"I've seen little public discussion of Russia's own involvement in the policies of mass surveillance," Snowden said. "So I'd like to ask you, does Russia intercept, store or analyze in any way the communications of millions of individuals? And do you believe that simply increasing the effectiveness of intelligence or law enforcement investigations can justify placing societies, rather than subjects, under surveillance?"
Putin, a former KGB agent, set the tone by treating Snowden as something like an equal.

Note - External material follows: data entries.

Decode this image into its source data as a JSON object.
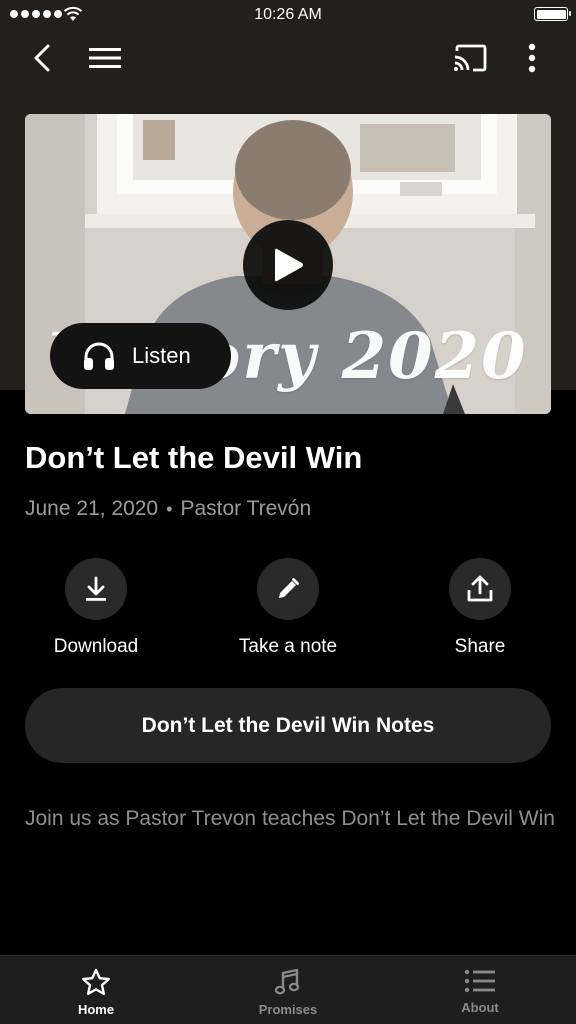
{
  "status_bar": {
    "time": "10:26 AM"
  },
  "hero": {
    "overlay_title": "Victory 2020",
    "listen_label": "Listen"
  },
  "sermon": {
    "title": "Don’t Let the Devil Win",
    "date": "June 21, 2020",
    "separator": "•",
    "speaker": "Pastor Trevón"
  },
  "actions": [
    {
      "label": "Download",
      "icon": "download-icon"
    },
    {
      "label": "Take a note",
      "icon": "pencil-icon"
    },
    {
      "label": "Share",
      "icon": "share-icon"
    }
  ],
  "notes_button": {
    "label": "Don’t Let the Devil Win Notes"
  },
  "description": "Join us as Pastor Trevon teaches Don’t Let the Devil Win",
  "tab_bar": {
    "tabs": [
      {
        "label": "Home",
        "icon": "star-icon",
        "active": true
      },
      {
        "label": "Promises",
        "icon": "music-note-icon",
        "active": false
      },
      {
        "label": "About",
        "icon": "list-icon",
        "active": false
      }
    ]
  },
  "colors": {
    "background": "#000000",
    "top_band": "#221f1c",
    "button_bg": "#262626",
    "muted_text": "#8e8e8e"
  }
}
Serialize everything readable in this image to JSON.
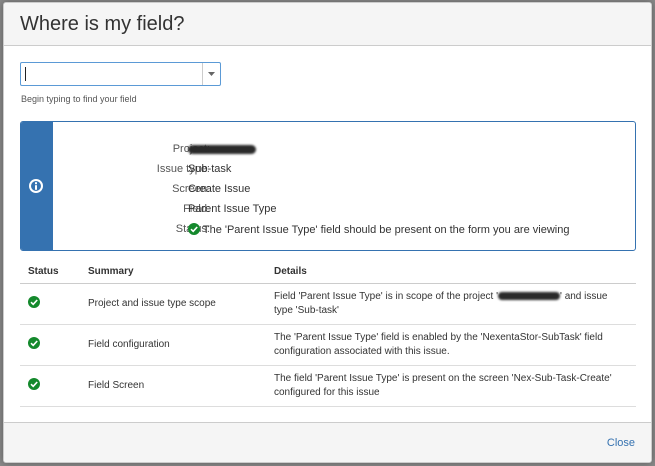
{
  "dialog": {
    "title": "Where is my field?",
    "search": {
      "value": "",
      "placeholder": ""
    },
    "hint": "Begin typing to find your field"
  },
  "info": {
    "rows": [
      {
        "key": "Project:",
        "value": ""
      },
      {
        "key": "Issue type:",
        "value": "Sub-task"
      },
      {
        "key": "Screen:",
        "value": "Create Issue"
      },
      {
        "key": "Field:",
        "value": "Parent Issue Type"
      },
      {
        "key": "Status:",
        "value": "The 'Parent Issue Type' field should be present on the form you are viewing"
      }
    ]
  },
  "table": {
    "headers": [
      "Status",
      "Summary",
      "Details"
    ],
    "rows": [
      {
        "status": "ok",
        "summary": "Project and issue type scope",
        "details_pre": "Field 'Parent Issue Type' is in scope of the project '",
        "details_post": "' and issue type 'Sub-task'"
      },
      {
        "status": "ok",
        "summary": "Field configuration",
        "details": "The 'Parent Issue Type' field is enabled by the 'NexentaStor-SubTask' field configuration associated with this issue."
      },
      {
        "status": "ok",
        "summary": "Field Screen",
        "details": "The field 'Parent Issue Type' is present on the screen 'Nex-Sub-Task-Create' configured for this issue"
      }
    ]
  },
  "footer": {
    "close_label": "Close"
  },
  "colors": {
    "accent": "#3572b0",
    "success": "#14892c"
  }
}
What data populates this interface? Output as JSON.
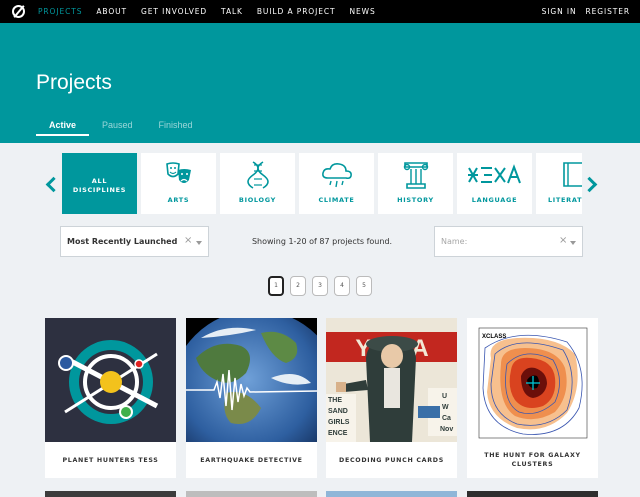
{
  "nav": {
    "links": [
      "PROJECTS",
      "ABOUT",
      "GET INVOLVED",
      "TALK",
      "BUILD A PROJECT",
      "NEWS"
    ],
    "sign_in": "SIGN IN",
    "register": "REGISTER"
  },
  "hero": {
    "title": "Projects",
    "tabs": [
      "Active",
      "Paused",
      "Finished"
    ]
  },
  "disciplines": [
    "ALL DISCIPLINES",
    "ARTS",
    "BIOLOGY",
    "CLIMATE",
    "HISTORY",
    "LANGUAGE",
    "LITERATURE"
  ],
  "filters": {
    "sort_value": "Most Recently Launched",
    "found_text": "Showing 1-20 of 87 projects found.",
    "name_placeholder": "Name:",
    "clear_symbol": "×"
  },
  "pagination": [
    "1",
    "2",
    "3",
    "4",
    "5"
  ],
  "projects": [
    {
      "title": "PLANET HUNTERS TESS"
    },
    {
      "title": "EARTHQUAKE DETECTIVE"
    },
    {
      "title": "DECODING PUNCH CARDS"
    },
    {
      "title": "THE HUNT FOR GALAXY CLUSTERS"
    }
  ],
  "poster_text": {
    "banner": "YWCA",
    "left_lines": [
      "THE",
      "SAND",
      "GIRLS",
      "ENCE"
    ],
    "right_lines": [
      "U",
      "W",
      "Ca",
      "Nov"
    ],
    "xclass_label": "XCLASS"
  },
  "colors": {
    "accent": "#00979d",
    "nav_bg": "#000000"
  }
}
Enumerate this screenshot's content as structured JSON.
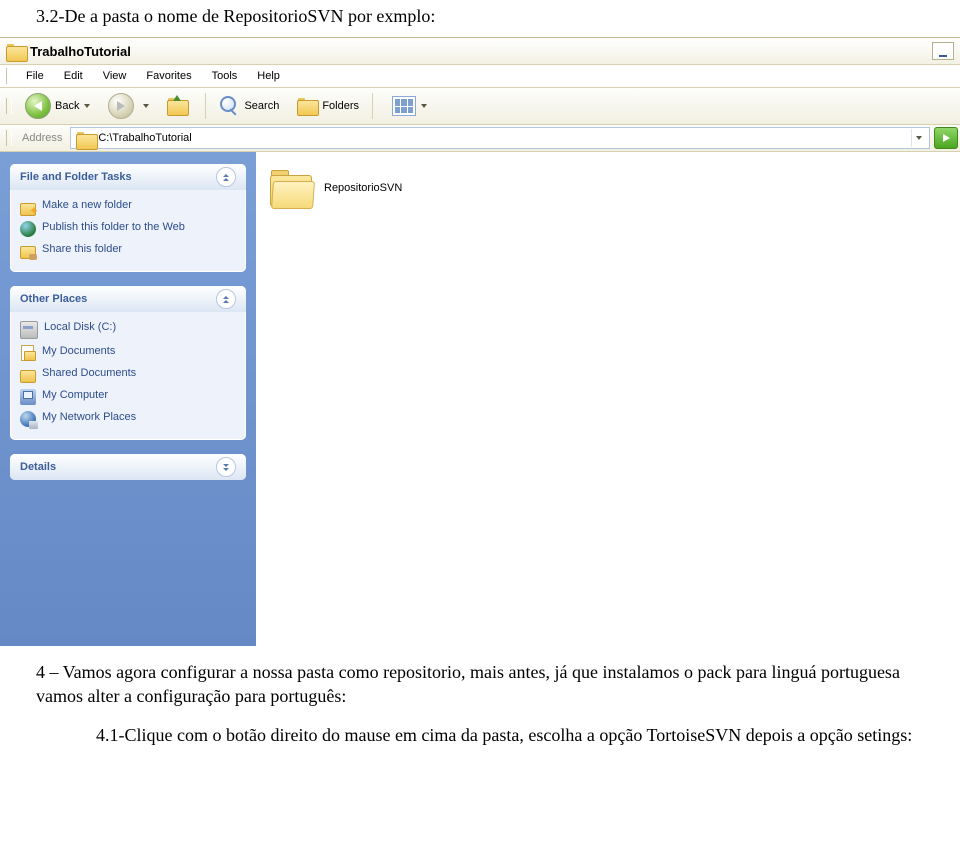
{
  "doc": {
    "caption": "3.2-De a pasta o nome de RepositorioSVN por exmplo:",
    "para1": "4 – Vamos agora configurar a nossa pasta como repositorio, mais antes, já que instalamos o pack para linguá portuguesa vamos alter a configuração para português:",
    "para2": "4.1-Clique com o botão direito do mause em cima da pasta, escolha a opção TortoiseSVN depois a opção setings:"
  },
  "window": {
    "title": "TrabalhoTutorial",
    "menu": [
      "File",
      "Edit",
      "View",
      "Favorites",
      "Tools",
      "Help"
    ],
    "toolbar": {
      "back": "Back",
      "search": "Search",
      "folders": "Folders"
    },
    "address": {
      "label": "Address",
      "value": "C:\\TrabalhoTutorial"
    },
    "sidebar": {
      "tasks": {
        "title": "File and Folder Tasks",
        "items": [
          {
            "icon": "nf",
            "label": "Make a new folder"
          },
          {
            "icon": "pub",
            "label": "Publish this folder to the Web"
          },
          {
            "icon": "shr",
            "label": "Share this folder"
          }
        ]
      },
      "places": {
        "title": "Other Places",
        "items": [
          {
            "icon": "disk",
            "label": "Local Disk (C:)"
          },
          {
            "icon": "docs",
            "label": "My Documents"
          },
          {
            "icon": "sf",
            "label": "Shared Documents"
          },
          {
            "icon": "comp",
            "label": "My Computer"
          },
          {
            "icon": "net",
            "label": "My Network Places"
          }
        ]
      },
      "details": {
        "title": "Details"
      }
    },
    "content": {
      "folder_name": "RepositorioSVN"
    }
  }
}
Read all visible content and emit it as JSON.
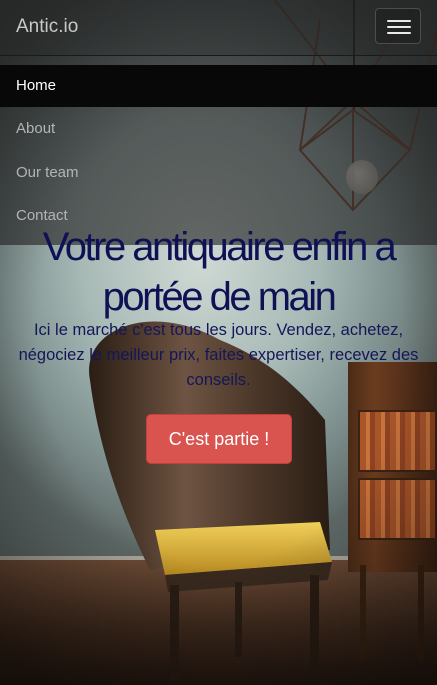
{
  "navbar": {
    "brand": "Antic.io",
    "menu_items": [
      {
        "label": "Home",
        "active": true
      },
      {
        "label": "About",
        "active": false
      },
      {
        "label": "Our team",
        "active": false
      },
      {
        "label": "Contact",
        "active": false
      }
    ]
  },
  "hero": {
    "headline": "Votre antiquaire enfin a portée de main",
    "subtext": "Ici le marché c'est tous les jours. Vendez, achetez, négociez le meilleur prix, faites expertiser, recevez des conseils.",
    "cta_label": "C'est partie !"
  },
  "icons": {
    "toggler": "hamburger-menu-icon"
  },
  "colors": {
    "headline": "#0f1154",
    "cta_background": "#d9534f",
    "navbar_background": "#222222",
    "active_item_background": "#080808"
  }
}
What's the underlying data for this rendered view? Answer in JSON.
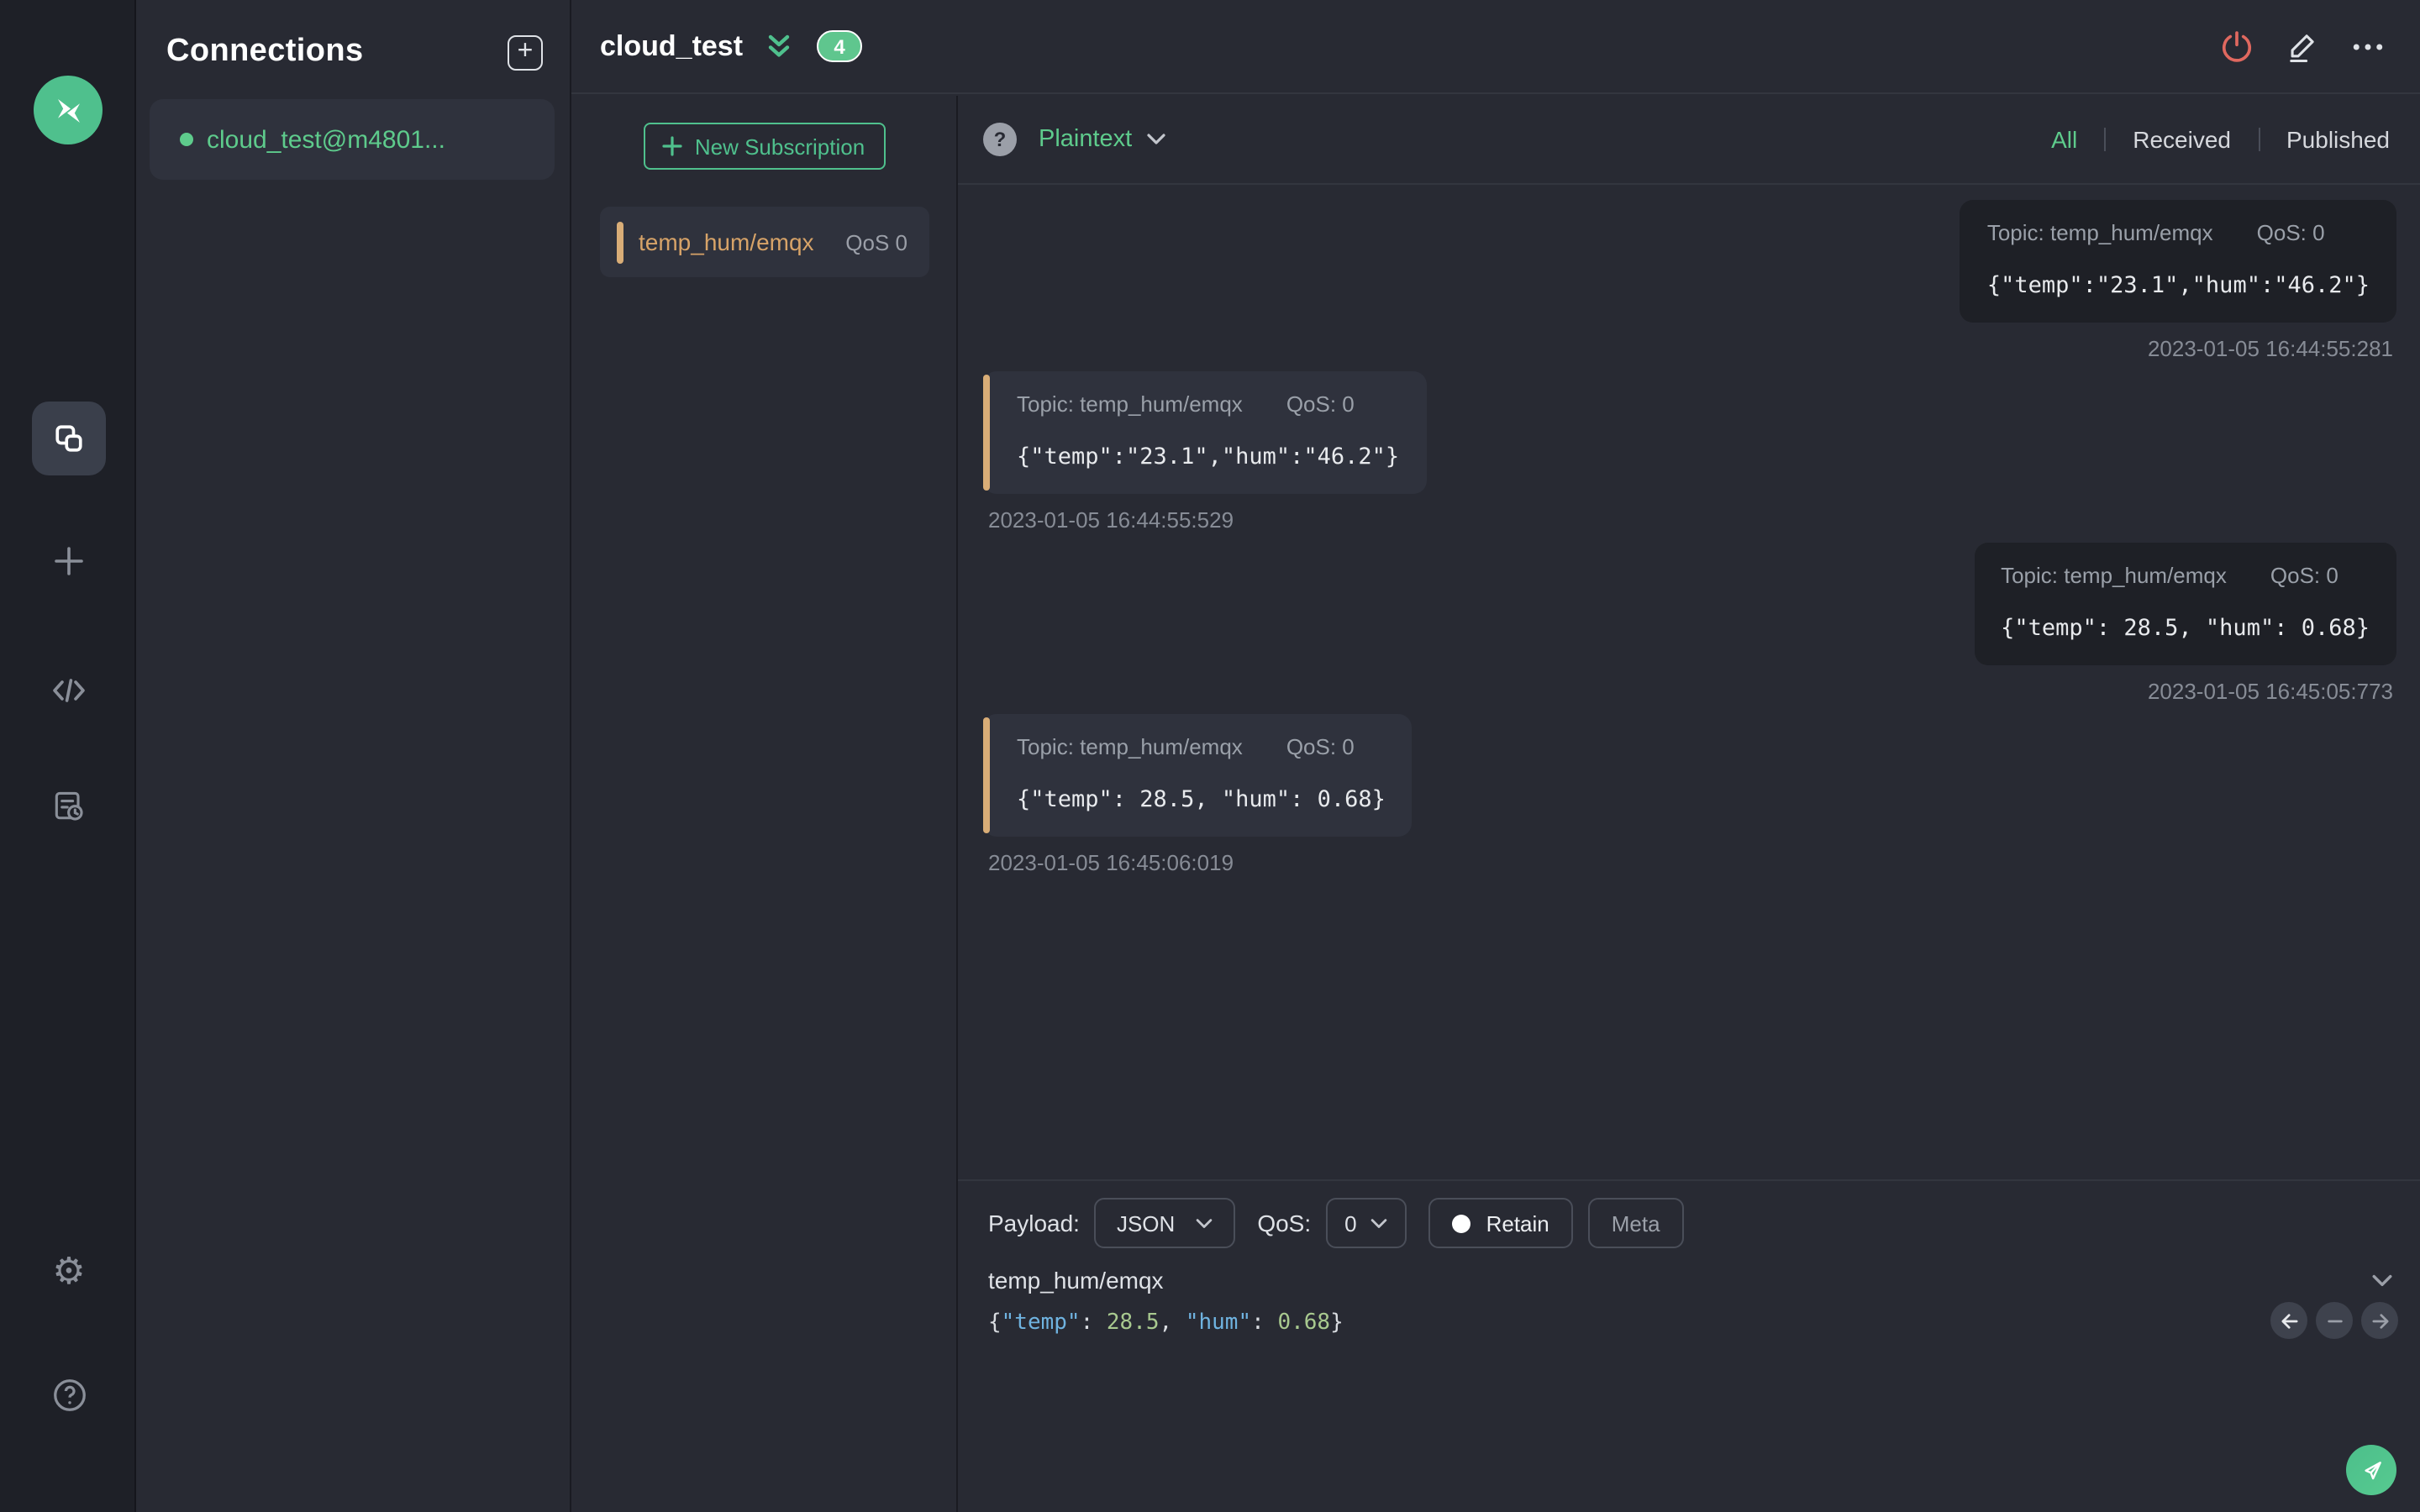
{
  "colors": {
    "accent_green": "#4fc08d",
    "green_text": "#5ecb8c",
    "tan_accent": "#d9ad77",
    "power_red": "#e0685f",
    "panel_bg": "#282a33",
    "received_bubble": "#2f323d",
    "published_bubble": "#1e2026"
  },
  "sidebar": {
    "icons": [
      {
        "name": "mqttx-logo"
      },
      {
        "name": "connections-icon",
        "active": true
      },
      {
        "name": "new-connection-plus-icon"
      },
      {
        "name": "script-code-icon"
      },
      {
        "name": "log-icon"
      },
      {
        "name": "settings-gear-icon"
      },
      {
        "name": "help-icon"
      }
    ]
  },
  "connections": {
    "title": "Connections",
    "items": [
      {
        "name": "cloud_test@m4801...",
        "status": "connected"
      }
    ]
  },
  "topbar": {
    "title": "cloud_test",
    "badge_count": "4"
  },
  "subscriptions": {
    "new_button_label": "New Subscription",
    "items": [
      {
        "topic": "temp_hum/emqx",
        "qos_label": "QoS 0"
      }
    ]
  },
  "messages": {
    "format_label": "Plaintext",
    "help_glyph": "?",
    "tabs": [
      {
        "label": "All",
        "active": true
      },
      {
        "label": "Received",
        "active": false
      },
      {
        "label": "Published",
        "active": false
      }
    ],
    "items": [
      {
        "side": "right",
        "topic_label": "Topic: temp_hum/emqx",
        "qos_label": "QoS: 0",
        "payload": "{\"temp\":\"23.1\",\"hum\":\"46.2\"}",
        "timestamp": "2023-01-05 16:44:55:281"
      },
      {
        "side": "left",
        "topic_label": "Topic: temp_hum/emqx",
        "qos_label": "QoS: 0",
        "payload": "{\"temp\":\"23.1\",\"hum\":\"46.2\"}",
        "timestamp": "2023-01-05 16:44:55:529"
      },
      {
        "side": "right",
        "topic_label": "Topic: temp_hum/emqx",
        "qos_label": "QoS: 0",
        "payload": "{\"temp\": 28.5, \"hum\": 0.68}",
        "timestamp": "2023-01-05 16:45:05:773"
      },
      {
        "side": "left",
        "topic_label": "Topic: temp_hum/emqx",
        "qos_label": "QoS: 0",
        "payload": "{\"temp\": 28.5, \"hum\": 0.68}",
        "timestamp": "2023-01-05 16:45:06:019"
      }
    ]
  },
  "publish": {
    "payload_label": "Payload:",
    "payload_type": "JSON",
    "qos_label": "QoS:",
    "qos_value": "0",
    "retain_label": "Retain",
    "meta_label": "Meta",
    "topic_value": "temp_hum/emqx",
    "editor_tokens": [
      {
        "text": "{",
        "type": "punct"
      },
      {
        "text": "\"temp\"",
        "type": "key"
      },
      {
        "text": ": ",
        "type": "punct"
      },
      {
        "text": "28.5",
        "type": "num"
      },
      {
        "text": ", ",
        "type": "punct"
      },
      {
        "text": "\"hum\"",
        "type": "key"
      },
      {
        "text": ": ",
        "type": "punct"
      },
      {
        "text": "0.68",
        "type": "num"
      },
      {
        "text": "}",
        "type": "punct"
      }
    ]
  }
}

"Mr. Snowden, you are a former agent, a spy. I used to be working for an intelligence service," he said, according to RT's on-air translator. "We are going to talk one professional language."
He went on to outline how Russia's surveillance activities differ from those of the National Security Agency.
"First of all, our intelligence efforts are strictly regulated by our law," Putin said. "So how special forces can use this kind of special equipment as they intercept phone calls or follow someone online, you have to get court permission to stalk a particular person. We don't have a mass system of such interception. And according to our law, it cannot exist."
"Of course we know that criminals and terrorists use technology for their criminal acts, and of course special services have to use technical means to respond to their crimes ... but we do not have mass-scale, uncontrollable efforts like that," he added. "I hope we won't do that, and we don't have as much money as they have in the States and we don't have these technical devices that they have in the States. Our special services, thank God, are strictly controlled by the society and the law, and are regulated by the law."